Funding for emerging Ontario companies dropped from $1.5 billion in 2000 to $236 million in 2007. The number of Series A rounds has reached a 12 year low. Clearly there is a problem, one with long term implications. And so the Ontario Government has stepped up to the plate, investing $90M into a fund of funds in partnership with OMERS Capital Partners, RBC Capital Partners, Manulife Financial, Business Development Bank of Canada, and TD Bank Financial Group for a total commitment of $205M.
This fund of funds will be managed by TD Capital Private Equity Investors who will in turn spread the $205M across Ontario venture capital and private equity groups who will be responsible for making direct investments.
A minimum of 80% of the funds will be invested into Ontario companies. 75% of funds will be allocated to venture funds who invest in emerging companies, the remainder being set aside for private equity funds who invest in mid-market companies. It is anticipated that the fund will be invested over four years starting this year. All this translates to approximately $123M to be invested in emerging Ontario startups.
“The decline in Ontario venture capital has coincided with greatly lowered investment by institutions such as pension funds and insurance companies. In 2000, institutional investors represented 21 per cent of venture financings. This has dropped to one per cent or less in the period from 2005 to 2007.”
It is rumored that the capital co-invested by the other limited partners is secured by the Government of Ontario’s $90M. If this is true, what the Ontario Venture Capital Fund is really addressing is the unwillingness of Canadian institutional investors to continue supporting Ontario’s venture capital funds. It seems dismal returns have soured LPs on the asset class or perhaps the venture funds they had previously invested in.

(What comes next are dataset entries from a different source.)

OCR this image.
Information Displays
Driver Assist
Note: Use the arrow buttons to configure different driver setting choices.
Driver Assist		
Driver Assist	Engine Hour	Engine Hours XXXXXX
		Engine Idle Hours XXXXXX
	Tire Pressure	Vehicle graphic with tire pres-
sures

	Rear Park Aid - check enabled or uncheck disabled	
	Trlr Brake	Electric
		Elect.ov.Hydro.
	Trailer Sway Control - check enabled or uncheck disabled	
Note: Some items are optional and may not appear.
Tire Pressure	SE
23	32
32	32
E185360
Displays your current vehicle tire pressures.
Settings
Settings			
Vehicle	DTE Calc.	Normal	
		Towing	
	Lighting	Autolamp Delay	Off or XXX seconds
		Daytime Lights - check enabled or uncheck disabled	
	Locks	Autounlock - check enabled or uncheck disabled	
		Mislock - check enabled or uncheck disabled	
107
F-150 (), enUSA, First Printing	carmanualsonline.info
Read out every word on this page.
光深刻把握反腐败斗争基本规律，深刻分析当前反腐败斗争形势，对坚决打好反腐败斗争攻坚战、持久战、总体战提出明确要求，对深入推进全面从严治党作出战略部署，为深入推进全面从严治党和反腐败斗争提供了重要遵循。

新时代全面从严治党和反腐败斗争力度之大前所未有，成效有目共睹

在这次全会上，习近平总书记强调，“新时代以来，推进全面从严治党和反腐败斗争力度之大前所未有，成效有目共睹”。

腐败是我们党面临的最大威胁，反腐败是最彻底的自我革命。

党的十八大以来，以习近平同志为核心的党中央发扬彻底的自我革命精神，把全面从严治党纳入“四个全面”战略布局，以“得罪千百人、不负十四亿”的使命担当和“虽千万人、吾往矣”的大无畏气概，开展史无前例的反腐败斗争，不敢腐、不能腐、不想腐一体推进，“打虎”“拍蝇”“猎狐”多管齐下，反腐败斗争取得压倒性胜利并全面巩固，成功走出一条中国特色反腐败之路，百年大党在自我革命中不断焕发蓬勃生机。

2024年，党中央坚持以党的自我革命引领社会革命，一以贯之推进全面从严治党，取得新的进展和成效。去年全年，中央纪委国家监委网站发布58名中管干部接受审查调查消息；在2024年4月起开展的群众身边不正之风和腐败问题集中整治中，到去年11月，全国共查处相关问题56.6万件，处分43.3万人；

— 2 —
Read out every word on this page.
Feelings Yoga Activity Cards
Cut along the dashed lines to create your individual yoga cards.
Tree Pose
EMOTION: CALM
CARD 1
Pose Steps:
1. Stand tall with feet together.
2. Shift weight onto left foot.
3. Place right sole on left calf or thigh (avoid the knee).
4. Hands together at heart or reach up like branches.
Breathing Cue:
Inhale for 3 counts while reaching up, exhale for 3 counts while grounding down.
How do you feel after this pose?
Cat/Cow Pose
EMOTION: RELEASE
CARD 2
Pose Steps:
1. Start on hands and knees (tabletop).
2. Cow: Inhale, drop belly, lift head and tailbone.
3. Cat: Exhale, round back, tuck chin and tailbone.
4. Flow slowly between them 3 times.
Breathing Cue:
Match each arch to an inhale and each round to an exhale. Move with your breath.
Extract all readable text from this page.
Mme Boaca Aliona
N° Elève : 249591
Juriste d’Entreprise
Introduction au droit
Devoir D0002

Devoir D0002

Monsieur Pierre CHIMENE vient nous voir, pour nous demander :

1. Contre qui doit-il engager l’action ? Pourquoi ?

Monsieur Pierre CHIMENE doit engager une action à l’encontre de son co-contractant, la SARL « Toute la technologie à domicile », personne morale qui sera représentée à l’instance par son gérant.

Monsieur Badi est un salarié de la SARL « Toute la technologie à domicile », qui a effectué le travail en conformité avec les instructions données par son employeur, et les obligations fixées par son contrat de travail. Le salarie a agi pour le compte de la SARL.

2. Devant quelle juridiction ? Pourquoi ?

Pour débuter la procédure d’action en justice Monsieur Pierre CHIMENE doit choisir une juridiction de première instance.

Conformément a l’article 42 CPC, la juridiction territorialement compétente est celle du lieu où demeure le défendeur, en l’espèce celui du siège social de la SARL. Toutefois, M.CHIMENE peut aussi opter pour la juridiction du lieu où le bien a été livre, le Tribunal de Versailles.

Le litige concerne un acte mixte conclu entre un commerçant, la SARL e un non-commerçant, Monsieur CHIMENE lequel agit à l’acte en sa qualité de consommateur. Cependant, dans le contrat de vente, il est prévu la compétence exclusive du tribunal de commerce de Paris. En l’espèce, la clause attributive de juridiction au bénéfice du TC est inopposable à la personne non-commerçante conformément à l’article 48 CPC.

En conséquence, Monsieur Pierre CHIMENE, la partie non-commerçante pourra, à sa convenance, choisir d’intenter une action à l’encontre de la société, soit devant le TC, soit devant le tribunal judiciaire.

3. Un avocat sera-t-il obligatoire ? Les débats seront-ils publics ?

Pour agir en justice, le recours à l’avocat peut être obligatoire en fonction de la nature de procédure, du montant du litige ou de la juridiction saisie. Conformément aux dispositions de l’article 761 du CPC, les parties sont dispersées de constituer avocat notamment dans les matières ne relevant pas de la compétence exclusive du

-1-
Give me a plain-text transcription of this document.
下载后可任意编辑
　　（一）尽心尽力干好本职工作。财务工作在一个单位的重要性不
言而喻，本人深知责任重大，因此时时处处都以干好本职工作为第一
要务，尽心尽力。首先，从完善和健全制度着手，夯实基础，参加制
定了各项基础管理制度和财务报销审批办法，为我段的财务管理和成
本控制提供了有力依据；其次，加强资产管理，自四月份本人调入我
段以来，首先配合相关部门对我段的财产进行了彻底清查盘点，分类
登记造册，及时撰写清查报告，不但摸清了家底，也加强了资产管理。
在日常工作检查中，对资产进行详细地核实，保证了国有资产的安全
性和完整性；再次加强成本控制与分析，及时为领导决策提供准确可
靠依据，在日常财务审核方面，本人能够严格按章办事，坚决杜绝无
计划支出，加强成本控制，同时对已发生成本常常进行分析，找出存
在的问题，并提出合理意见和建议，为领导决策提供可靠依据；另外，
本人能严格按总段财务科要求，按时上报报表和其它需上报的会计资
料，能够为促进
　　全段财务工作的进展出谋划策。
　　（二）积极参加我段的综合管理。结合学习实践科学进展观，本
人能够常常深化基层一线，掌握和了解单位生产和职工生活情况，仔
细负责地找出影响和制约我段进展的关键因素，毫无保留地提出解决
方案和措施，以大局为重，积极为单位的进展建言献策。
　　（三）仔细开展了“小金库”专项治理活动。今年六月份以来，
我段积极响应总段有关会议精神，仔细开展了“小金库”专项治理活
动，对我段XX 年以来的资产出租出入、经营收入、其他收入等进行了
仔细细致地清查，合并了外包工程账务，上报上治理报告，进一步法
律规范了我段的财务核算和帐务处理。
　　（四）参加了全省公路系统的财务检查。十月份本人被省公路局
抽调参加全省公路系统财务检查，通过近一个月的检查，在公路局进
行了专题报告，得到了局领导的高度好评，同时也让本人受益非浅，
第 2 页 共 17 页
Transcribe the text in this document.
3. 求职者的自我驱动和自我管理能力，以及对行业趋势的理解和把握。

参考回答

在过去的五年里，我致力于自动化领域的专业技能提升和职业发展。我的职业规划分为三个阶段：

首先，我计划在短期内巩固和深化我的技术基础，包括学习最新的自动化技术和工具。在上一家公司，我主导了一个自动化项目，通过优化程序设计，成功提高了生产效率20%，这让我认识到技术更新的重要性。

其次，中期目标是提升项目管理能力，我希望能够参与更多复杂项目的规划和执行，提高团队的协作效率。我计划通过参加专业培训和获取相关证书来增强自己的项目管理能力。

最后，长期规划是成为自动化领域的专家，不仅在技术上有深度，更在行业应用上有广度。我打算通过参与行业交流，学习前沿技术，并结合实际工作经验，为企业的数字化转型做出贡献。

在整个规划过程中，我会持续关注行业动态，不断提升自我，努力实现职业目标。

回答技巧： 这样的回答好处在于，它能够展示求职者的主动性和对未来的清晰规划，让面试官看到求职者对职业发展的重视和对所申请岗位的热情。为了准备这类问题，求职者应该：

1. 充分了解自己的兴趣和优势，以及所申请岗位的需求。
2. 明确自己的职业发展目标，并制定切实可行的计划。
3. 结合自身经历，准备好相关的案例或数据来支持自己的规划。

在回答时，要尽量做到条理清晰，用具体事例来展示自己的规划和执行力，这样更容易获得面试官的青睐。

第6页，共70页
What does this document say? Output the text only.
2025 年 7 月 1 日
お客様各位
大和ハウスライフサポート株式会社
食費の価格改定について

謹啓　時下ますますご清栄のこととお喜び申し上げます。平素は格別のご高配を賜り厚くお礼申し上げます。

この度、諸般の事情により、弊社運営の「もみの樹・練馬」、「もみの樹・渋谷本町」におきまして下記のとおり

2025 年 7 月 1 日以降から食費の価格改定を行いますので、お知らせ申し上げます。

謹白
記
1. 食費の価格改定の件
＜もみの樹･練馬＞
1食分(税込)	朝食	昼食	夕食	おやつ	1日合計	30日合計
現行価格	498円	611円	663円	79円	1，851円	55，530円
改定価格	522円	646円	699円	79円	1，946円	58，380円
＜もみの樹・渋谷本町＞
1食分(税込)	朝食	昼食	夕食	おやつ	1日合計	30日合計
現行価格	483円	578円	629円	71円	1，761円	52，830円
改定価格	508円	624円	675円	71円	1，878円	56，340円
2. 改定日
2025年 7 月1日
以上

In the last three months two funds have closed rounds almost as large or larger than the OVCF. In March iNovia closed on a $107M fund and in May JLA closed on a $150M fund. Unfortunately, the $123M is likely to be spread across the same old funds. No one ever got fired for making the safe bet. The question is, what does an additional $20M in five preexisting funds do for Ontario? I would hazard to guess that the best possible result of the OVCF would be the creation of 1-2 new venture capital funds based in Ontario.
Ever the optimist, I suggest we focus on the bright side, three good things might come of the OVCF:
1. Institutional investors rediscover Ontario’s venture funds and pleased with returns from the OVCF decide to increase the amount of capital they commit for investment in early stage growth companies.
2. $123M is invested over the next four years across 15-30 Ontario startups. Some of who might not have been able to raise money otherwise. More money = More startups.
3. A new crop of venture investors emerge, with greater skill, luck, or just plain old good timing and reinvigorate the ecosystem, going on to raise new funds to provide all the growth capital Ontario startups need.
Ultimately the onus is on Ontario’s entrepreneurs to build companies that can scale. Money is everywhere. 59 per cent of foreign venture capital invested in Canada is invested in Ontario. Ontario’s venture funds are only as good as the companies they invest in. So get back to work! There is $123M more now available to fund your startup.